Kristoffer Normann Hansen to trzeci piłkarz z Norwegii w historii Widzewa. Dwóm pierwszym nie poszło najlepiej.
27-letni skrzydłowy Kristoffer Normann Hansen w piątek został nowym piłkarzem Widzewa. Tego samego dnia wziął już udział w treningu swojej nowego drużyny. Dzień wcześniej przeszedł oczywiście rutynowe badania medyczne. Jak nieoficjalnie wiadomo, wypadły świetnie. Norweg jest zdrowy i silny jak wiking. W klubie mają oczywiście nadzieję, że będzie też bardzo dobrze grał w piłkę.
– Pochodzę z niewielkiej miejscowości Larvik na południu Norwegii. Mój tata był moim trenerem od 5. roku życia do momentu aż skończyłem 13, 14 lat. Następnie trafiłem do Sandefjord, czyli klubu, w którym grałem teraz, potem był Sarpsborg i Ullensaker, skąd trafiłem ponownie do Sandefjord – opisuje w rozmowie z oficjalną stroną klubu swoje życie widzewski Norweg. Zdradził też, że do Łodzi przyjechał z dziewczyną i bardzo podoba im się ulica Piotrkowska.

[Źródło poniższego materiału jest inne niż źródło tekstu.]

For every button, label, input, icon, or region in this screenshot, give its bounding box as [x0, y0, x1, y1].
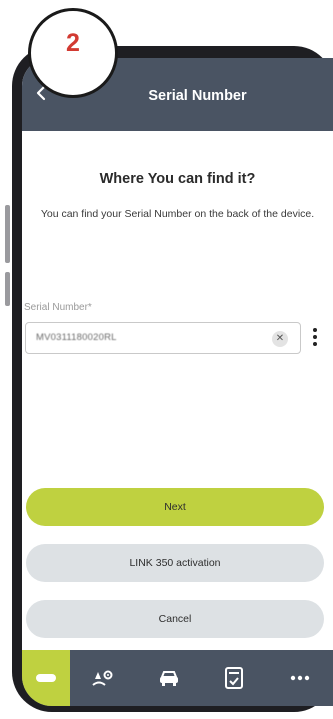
checklist-icon [225, 667, 244, 689]
next-button[interactable]: Next [26, 488, 324, 526]
kebab-menu-icon[interactable] [312, 328, 318, 348]
tab-location-settings[interactable] [70, 650, 136, 706]
tab-device[interactable] [22, 650, 70, 706]
step-number: 2 [66, 29, 80, 57]
phone-side-button [5, 272, 10, 306]
content-title: Where You can find it? [99, 171, 256, 187]
location-settings-icon [92, 670, 113, 686]
phone-side-button [5, 205, 10, 263]
device-icon [36, 674, 56, 682]
step-number-badge: 2 [28, 8, 118, 98]
clear-input-button[interactable]: ✕ [272, 331, 288, 347]
more-icon [290, 675, 310, 681]
tab-vehicle[interactable] [136, 650, 202, 706]
bottom-tab-bar [22, 650, 333, 706]
phone-screen: Serial Number Where You can find it? You… [22, 58, 333, 706]
serial-number-input[interactable]: MV0311180020RL ✕ [25, 322, 301, 354]
content-description: You can find your Serial Number on the b… [40, 208, 315, 220]
cancel-button[interactable]: Cancel [26, 600, 324, 638]
link-activation-button[interactable]: LINK 350 activation [26, 544, 324, 582]
serial-number-label: Serial Number* [24, 302, 92, 313]
car-icon [159, 671, 178, 686]
serial-number-value: MV0311180020RL [36, 332, 117, 343]
tab-checklist[interactable] [202, 650, 268, 706]
tab-more[interactable] [267, 650, 333, 706]
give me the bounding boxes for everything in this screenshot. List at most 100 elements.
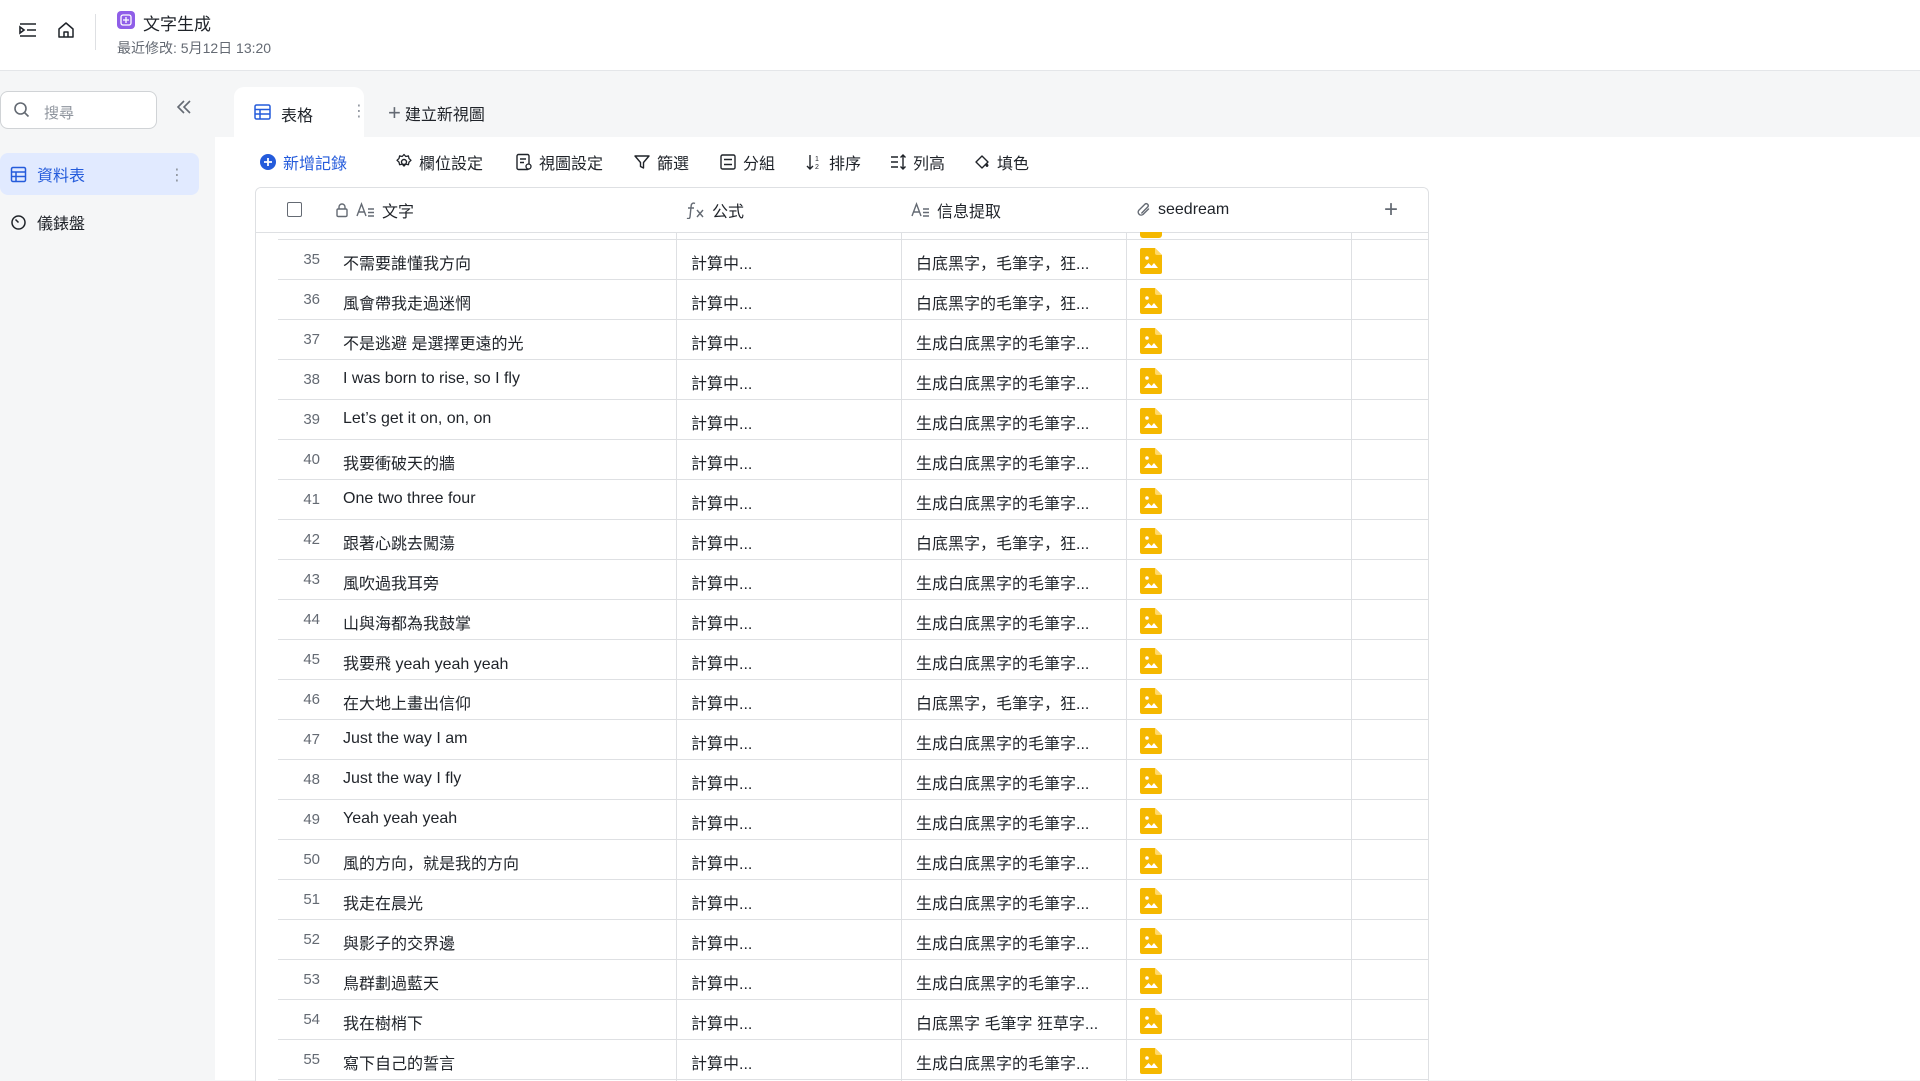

Oczywiście jego plan, to pomoc w awansie do PKO Ekstraklasy. Stąd zapewne tylko półroczny kontrakt, ale z opcją przedłużenia o dwa lata, jeśli powiedzie się jemu i drużynie.
Hansen, który w Widzewie grać będzie z numerem 77, jest trzecim w historii klubu z al. Piłsudskiego 138 piłkarzem z Norwegii. W październiku 2000 roku do Łodzi przyjechali Vidar Evensen i Kenneth Karlsen. Obaj byli graczami defensywnymi. Do Widzewa (rządził wtedy Andrzej Pawelec) polecił ich Marek Filipczak, który grał w łódzkiej drużynie w latach 80-tych. Z Widzewem zdobył mistrzostwo Polski i dotarł do półfinału Pucharu Europy. Filipczak był napastnikiem. Zdobył 16 goli. Na początku lat 90-tych wyjechał do Norwegii i tam nie tylko kontynuował karierę, ale też tam ją zakończył.
Evensen i Karlsen kariery w Łodzi nie zrobili. Pierwszy zagrał w trzech meczach, drugi w czterech. Nie byli złymi piłkarzami. Po prostu nie był to najlepszy okres w historii klubu, zaczęło już brakował pieniędzy i Norwegowie nie mogli skupić się tylko na grze w piłkę. Szybko wyjechali do domu i grali już tylko tam.
Hansen to piąty obcokrajowiec w kadrze Widzewa. Norweg dołączył do Czecha, Portugalczyka, Włocha i Hiszpana. Czy będą następni? Nie wiadomo. Nieoficjalnie słychać jednak, że już bardzo niedługo do drużyny dołączyć ma obrońca. Pozostaje jeszcze Bartłomiej Pawłowski, który wciąż może trafić do Widzewa.